Ensuite, le coup double de Donald Trump est qu’il s’est néanmoins beaucoup préoccupé des classes moyennes de l’Amérique profonde, le gros bataillon de ses électeurs. Tous ceux qui ont souffert de la crise des subprimes, ceux qui ont perdu leur maison, tous ceux qui ont pâti de la mondialisation. Le chômage est quasi-inexistant dans le pays, tombé à 3,7% en septembre, un record depuis 50 ans, autant dire qu’il ne s’agit que de chômage naturel, de mutations normales de travailleurs vers un autre emploi. Alors, beaucoup de petits boulots, comme souvent en Amérique, mais là-bas c’est toujours mieux que le chômage.
Conséquence à la fois de ce taux de chômage bas et de la bonne santé financière des entreprises : les salaires augmentent. Après Wal-Mart dans la grande distribution, Amazon a annoncé en début du mois que les salaires minimums de l’entreprise atteindraient maintenant 15 dollars par heure, soit deux fois le taux horaire minimum.
Enfin, le cheval de bataille du président : les usines. Depuis qu’il est au pouvoir, Donald Trump a inondé ces populations de tweets compassionnels et de promesses de redressement. Avec cette stratégie claire : promettre avant tout de restaurer ou de rapatrier les appareils de production.
Dans le secteur de l’industrie automobile, mécanique ou textile où les entreprises avaient fermé devant la concurrence des fabrications dans les pays émergents – Mexique, en Chine ou en Inde. Donald Trump a compris cette détresse.
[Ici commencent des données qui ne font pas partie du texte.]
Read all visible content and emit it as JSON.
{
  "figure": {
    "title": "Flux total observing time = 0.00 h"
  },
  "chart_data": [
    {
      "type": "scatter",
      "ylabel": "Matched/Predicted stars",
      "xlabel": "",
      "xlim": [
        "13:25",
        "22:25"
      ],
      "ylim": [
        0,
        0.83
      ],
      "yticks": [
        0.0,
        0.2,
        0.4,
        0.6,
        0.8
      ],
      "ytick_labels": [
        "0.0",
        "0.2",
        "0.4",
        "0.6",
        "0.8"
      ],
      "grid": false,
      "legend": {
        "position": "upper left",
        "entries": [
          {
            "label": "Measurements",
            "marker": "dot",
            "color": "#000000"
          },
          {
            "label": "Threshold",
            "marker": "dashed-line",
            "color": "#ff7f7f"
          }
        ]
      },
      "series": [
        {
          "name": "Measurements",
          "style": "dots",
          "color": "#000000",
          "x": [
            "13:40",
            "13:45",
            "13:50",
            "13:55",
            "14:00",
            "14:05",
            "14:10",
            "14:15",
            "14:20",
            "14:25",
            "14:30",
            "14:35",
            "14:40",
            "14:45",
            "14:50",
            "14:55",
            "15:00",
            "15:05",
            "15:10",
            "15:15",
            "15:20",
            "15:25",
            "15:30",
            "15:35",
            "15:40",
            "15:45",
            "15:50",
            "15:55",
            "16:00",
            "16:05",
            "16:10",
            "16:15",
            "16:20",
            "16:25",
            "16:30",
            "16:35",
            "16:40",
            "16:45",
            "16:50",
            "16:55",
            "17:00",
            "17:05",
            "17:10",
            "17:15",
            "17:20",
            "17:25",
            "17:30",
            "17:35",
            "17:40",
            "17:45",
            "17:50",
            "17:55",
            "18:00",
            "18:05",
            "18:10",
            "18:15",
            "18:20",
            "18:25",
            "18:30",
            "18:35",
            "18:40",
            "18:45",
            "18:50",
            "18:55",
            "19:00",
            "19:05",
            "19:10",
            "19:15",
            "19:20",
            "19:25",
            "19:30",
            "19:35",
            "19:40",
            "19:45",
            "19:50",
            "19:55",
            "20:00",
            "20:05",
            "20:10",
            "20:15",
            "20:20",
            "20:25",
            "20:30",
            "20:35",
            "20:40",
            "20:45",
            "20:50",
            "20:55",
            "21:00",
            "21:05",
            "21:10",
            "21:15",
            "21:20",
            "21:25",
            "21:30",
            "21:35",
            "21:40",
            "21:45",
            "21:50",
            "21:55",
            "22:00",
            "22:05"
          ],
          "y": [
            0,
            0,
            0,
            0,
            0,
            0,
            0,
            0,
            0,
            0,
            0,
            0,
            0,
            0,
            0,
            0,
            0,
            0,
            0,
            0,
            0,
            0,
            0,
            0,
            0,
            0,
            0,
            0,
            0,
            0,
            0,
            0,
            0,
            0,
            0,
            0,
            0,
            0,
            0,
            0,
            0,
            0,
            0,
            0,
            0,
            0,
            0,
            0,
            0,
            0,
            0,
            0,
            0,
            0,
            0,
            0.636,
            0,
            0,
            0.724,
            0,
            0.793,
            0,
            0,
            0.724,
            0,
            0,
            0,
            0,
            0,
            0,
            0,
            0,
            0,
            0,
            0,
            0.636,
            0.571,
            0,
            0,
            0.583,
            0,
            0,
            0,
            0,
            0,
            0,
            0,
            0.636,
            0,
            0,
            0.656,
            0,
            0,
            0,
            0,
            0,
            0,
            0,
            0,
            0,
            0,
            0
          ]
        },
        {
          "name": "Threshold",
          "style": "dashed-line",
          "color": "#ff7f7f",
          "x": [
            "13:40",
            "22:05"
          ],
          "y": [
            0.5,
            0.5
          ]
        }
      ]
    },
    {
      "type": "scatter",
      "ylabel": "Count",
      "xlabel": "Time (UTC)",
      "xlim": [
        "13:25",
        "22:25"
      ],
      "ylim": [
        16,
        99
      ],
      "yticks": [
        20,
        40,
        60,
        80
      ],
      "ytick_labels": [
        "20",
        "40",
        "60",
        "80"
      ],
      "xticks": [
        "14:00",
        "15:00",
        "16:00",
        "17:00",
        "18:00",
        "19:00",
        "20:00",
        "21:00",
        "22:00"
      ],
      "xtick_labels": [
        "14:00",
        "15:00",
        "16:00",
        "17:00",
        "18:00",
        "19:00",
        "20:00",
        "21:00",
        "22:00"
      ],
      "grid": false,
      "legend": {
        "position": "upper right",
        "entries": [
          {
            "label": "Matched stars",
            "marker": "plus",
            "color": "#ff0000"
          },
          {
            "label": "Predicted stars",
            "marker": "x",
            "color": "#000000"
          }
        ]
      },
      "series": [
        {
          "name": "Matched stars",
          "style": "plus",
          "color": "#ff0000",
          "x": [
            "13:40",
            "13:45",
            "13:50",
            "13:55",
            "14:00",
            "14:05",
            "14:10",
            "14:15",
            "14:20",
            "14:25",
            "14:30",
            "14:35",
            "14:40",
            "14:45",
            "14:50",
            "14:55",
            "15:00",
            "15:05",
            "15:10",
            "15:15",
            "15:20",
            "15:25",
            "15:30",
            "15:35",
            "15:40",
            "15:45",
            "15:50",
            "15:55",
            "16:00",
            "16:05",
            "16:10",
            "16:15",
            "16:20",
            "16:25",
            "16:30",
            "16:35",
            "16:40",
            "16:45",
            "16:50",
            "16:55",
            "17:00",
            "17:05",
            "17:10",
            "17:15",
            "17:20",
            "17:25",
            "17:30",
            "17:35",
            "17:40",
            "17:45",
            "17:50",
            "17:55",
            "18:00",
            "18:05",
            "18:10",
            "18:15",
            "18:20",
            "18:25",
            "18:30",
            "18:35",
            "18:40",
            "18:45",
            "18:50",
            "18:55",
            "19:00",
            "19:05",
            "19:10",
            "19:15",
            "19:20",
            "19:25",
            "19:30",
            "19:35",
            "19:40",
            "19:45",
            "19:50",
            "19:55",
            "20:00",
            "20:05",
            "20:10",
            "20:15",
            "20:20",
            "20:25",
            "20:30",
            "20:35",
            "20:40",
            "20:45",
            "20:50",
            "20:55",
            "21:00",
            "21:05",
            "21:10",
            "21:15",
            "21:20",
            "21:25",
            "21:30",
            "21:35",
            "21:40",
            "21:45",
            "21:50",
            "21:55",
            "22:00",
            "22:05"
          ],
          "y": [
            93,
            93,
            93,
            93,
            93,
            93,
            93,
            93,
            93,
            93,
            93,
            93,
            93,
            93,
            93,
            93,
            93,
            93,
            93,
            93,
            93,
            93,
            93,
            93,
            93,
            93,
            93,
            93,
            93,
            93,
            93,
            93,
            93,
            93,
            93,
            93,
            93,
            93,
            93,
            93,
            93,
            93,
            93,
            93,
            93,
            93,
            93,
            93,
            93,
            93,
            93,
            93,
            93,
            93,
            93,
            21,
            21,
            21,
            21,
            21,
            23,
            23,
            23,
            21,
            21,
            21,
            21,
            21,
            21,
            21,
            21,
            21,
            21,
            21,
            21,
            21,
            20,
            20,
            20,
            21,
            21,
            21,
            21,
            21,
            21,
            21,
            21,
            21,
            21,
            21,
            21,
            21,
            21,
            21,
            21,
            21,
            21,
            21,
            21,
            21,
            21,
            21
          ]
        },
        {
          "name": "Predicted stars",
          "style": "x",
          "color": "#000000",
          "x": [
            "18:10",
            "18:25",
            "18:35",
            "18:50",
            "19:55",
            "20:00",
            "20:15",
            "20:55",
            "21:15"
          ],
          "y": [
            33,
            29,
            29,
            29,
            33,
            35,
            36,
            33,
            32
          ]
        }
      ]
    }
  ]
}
Alors, des relocalisations d’usine de la part des industriels ? Il y en a eu, c’est le cas de General Motors, Boeing, Merckx & Co pour l’industrie pharmaceutique.
Certaines résultent directement, c’est vrai, des mesures protectionnistes prises sur l’acier et l’aluminium, mais la méthode Trump consiste aussi à choquer, menacer pour contraindre et négocier.
Le pragmatisme est pour l’instant la recette miracle du mandat. Pour beaucoup d’investisseurs, il y a les Etats-Unis et le reste du monde. Il y a un président qui sème la zizanie dans les relations commerciales, qui menace les Chinois, mais qui est à la tête d’une économie où le taux de croissance dépasse le taux de chômage, qui a su se normaliser et se guérir de l’après-crise en remontant ses taux directeurs. Bref, le pragmatisme des investisseurs les amène à penser qu’avec Trump au pouvoir, mieux vaut se garder de prendre trop de risques du côté des pays émergents et que la sécurité consiste donc à investir aux Etats-Unis. Au détriment des autres, et surtout de la Chine. C’est là que Donald Trump peut gagner son pari.
Un carambolage dans cette course à la croissance ? Provoqué par l’overdose ou l‘accident militaire avec les Chinois peut être. Mais ça marche tellement fort que personne ne veut y croire. Ni les riches, de plus en plus riches, ni les pauvres.